Mechanism of Disease in CSU
This animation depicts antibody-mediated mast cell and basophil activation in the pathogenesis of chronic spontaneous urticaria (CSU), and the resultant release of inflammatory cytokines that lead to the symptoms of CSU.
Chronic spontaneous urticaria (CSU) is a debilitating skin condition that affects between 0.5 to 1% of the global population, with women twice as likely to be affected than men.

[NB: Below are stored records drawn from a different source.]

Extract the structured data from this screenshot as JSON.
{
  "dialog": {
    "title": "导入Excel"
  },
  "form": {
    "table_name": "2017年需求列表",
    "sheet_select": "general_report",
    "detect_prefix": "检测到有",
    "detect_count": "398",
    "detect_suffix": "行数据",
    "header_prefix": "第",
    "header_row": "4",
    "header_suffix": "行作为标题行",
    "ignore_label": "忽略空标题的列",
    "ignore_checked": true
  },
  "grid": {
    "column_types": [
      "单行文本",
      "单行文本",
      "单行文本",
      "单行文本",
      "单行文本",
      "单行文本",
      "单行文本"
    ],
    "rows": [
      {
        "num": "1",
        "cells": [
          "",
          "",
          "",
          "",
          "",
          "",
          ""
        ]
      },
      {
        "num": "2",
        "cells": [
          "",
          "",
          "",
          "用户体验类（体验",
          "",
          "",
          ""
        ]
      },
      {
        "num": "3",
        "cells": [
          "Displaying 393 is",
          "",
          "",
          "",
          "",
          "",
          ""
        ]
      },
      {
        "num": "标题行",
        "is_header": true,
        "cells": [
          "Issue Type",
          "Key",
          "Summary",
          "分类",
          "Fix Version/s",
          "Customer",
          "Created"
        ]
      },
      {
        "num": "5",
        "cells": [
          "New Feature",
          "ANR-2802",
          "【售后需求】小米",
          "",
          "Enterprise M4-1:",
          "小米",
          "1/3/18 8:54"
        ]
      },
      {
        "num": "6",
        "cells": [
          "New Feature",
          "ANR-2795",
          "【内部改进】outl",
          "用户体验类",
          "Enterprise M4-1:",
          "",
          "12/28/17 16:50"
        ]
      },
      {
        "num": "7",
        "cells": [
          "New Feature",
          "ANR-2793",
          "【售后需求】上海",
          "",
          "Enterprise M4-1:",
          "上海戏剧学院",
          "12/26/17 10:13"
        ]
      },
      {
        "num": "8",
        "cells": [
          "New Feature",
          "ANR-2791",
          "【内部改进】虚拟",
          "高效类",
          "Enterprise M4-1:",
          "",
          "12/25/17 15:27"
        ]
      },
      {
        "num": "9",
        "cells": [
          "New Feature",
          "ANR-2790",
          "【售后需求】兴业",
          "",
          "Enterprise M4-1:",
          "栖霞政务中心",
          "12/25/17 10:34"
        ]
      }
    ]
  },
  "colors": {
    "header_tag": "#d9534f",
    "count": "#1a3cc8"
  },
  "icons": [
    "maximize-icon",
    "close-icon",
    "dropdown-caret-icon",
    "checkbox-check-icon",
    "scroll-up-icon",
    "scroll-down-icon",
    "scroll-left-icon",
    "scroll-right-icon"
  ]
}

It is marked by the presence of red, swollen, itchy patches on the skin known as hives or wheals, which typically last less than 24 hours, and recur frequently, for a period exceeding 6 weeks.
Another symptom of CSU is angioedema, which presents as swelling of the deep layers of the skin and occurs in approximately 40% of patients.
CSU occurs due to excessive mast cell and basophil degranulation, with the FcεRI pathway and IgE and IgG antibodies playing a central role in the autoimmune response,
one mechanism which appears to contribute to the pathogenesis of CSU is type I autoimmunity, or autoallergy, which involves autoantigen crosslinking of FcεRI-bound IgE,
while Type 2b autoimmunity is mediated primarily by IgG autoantibodies either crosslinking FcεRI-bound IgE, or free FcεRI receptors.
A key mediator of the FcεRI signaling cascade is Burton’s Tyrosine Kinase, or BTK.
BTK is expressed in cells which play a role in the pathogenesis of CSU, such as mast cells, basophils and B cells.
The role of BTK in CSU is being evaluated due to its role in mediating degranulation and subsequent histamine release from mast cells.
In addition, BTK positively regulates almost any aspect of FcεRI‐mediated MC function including both early‐phase responses such as release of leukotrienes and prostaglandins,
as well as late‐phase MC effector functions, such as release of various cytokines and chemokines and has been associated with their survival, mediating their ability to migrate during IgE‐mediated immune responses.